Pour comprendre en quoi les notions communes, qui de prime abord sont de simples idées d'affections du Corps comme n'importe quelle autre idée du premier genre de connaissance, sont non pas inadéquates mais nécessaires et même de ce point de vue éternelles, donc vraies, on ne peut pas se baser sur le fait qu'elles sont le produit de la raison ou du 3e genre. Le problème est donc de comprendre comment elles peuvent être vraies. C'est là qu'il faut bien comprendre ce "sans aucune relation de temps", qui n'est pas du tout la même chose qu'un "sans aucune relation au temps" ou un "hors temps". Sinon on ne voit pas ce qui pourrait rendre vraies les notions communes, tu vois?

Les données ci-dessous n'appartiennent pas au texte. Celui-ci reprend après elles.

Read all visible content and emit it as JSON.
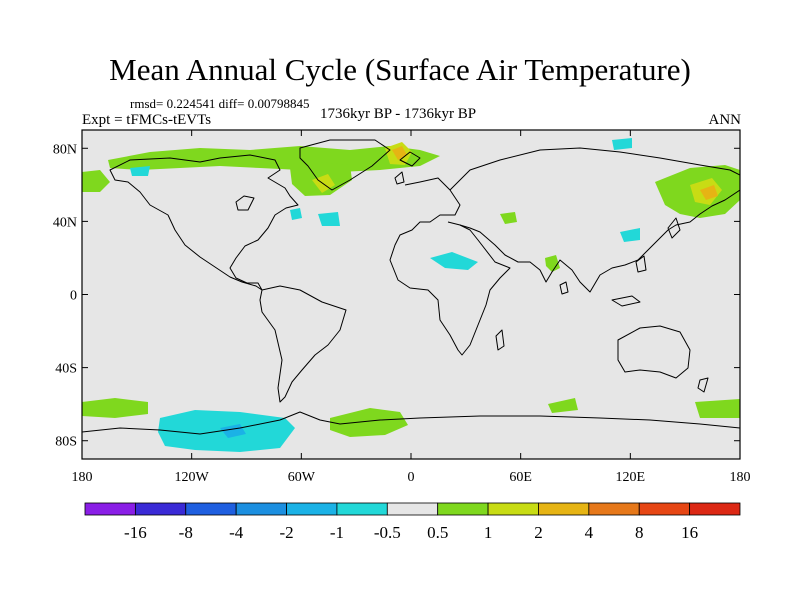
{
  "title": "Mean Annual Cycle (Surface Air Temperature)",
  "stats": "rmsd= 0.224541 diff= 0.00798845",
  "expt": "Expt = tFMCs-tEVTs",
  "period": "1736kyr BP - 1736kyr BP",
  "season": "ANN",
  "map": {
    "lon_range": [
      -180,
      180
    ],
    "lat_range": [
      -90,
      90
    ],
    "lon_ticks": [
      "180",
      "120W",
      "60W",
      "0",
      "60E",
      "120E",
      "180"
    ],
    "lat_ticks": [
      "80N",
      "40N",
      "0",
      "40S",
      "80S"
    ],
    "background_color": "#e6e6e6"
  },
  "colorbar": {
    "labels": [
      "-16",
      "-8",
      "-4",
      "-2",
      "-1",
      "-0.5",
      "0.5",
      "1",
      "2",
      "4",
      "8",
      "16"
    ],
    "colors": [
      "#8a1ee6",
      "#3a2ad6",
      "#1f5fe0",
      "#1c8fe0",
      "#1bb2e6",
      "#22d8d8",
      "#e6e6e6",
      "#7fd81e",
      "#c8dc14",
      "#e6b414",
      "#e6781a",
      "#e64614",
      "#dc2814"
    ]
  }
}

Deuxième problème: si tu es d'accord pour dire que les notions communes ne sont pas produites par la raison, donc par des raisonnements, des déductions, des démonstrations, on rejoint l'idée habituelle de la notion commune, telle qu'elle l'était déjà chez Euclide: il s'agit de choses qui ne PEUVENT pas être démontrées ou produites par la raison. Or les deux occurrences sur lesquelles toi-même, ShBJ et Tecti vous basez pour revendiquer le statut de notion commune pour l'idée de l'essence de Dieu, ce sont des occurrences où cette idée est produite par un raisonnement. Les raisonnements peuvent certes produire des idées adéquates. Mais pas de notions communes. On pourrait bien sûr penser qu'il en va autrement chez Spinoza, et en théorie cela me semble être tout à fait possible. Mais alors il faut pouvoir montrer pourquoi on devrait penser cela. De prime abord, le fait qu'il reconnaît qu'il s'agit de fondements de nos raisonnements rend une telle démonstration difficilement concevable.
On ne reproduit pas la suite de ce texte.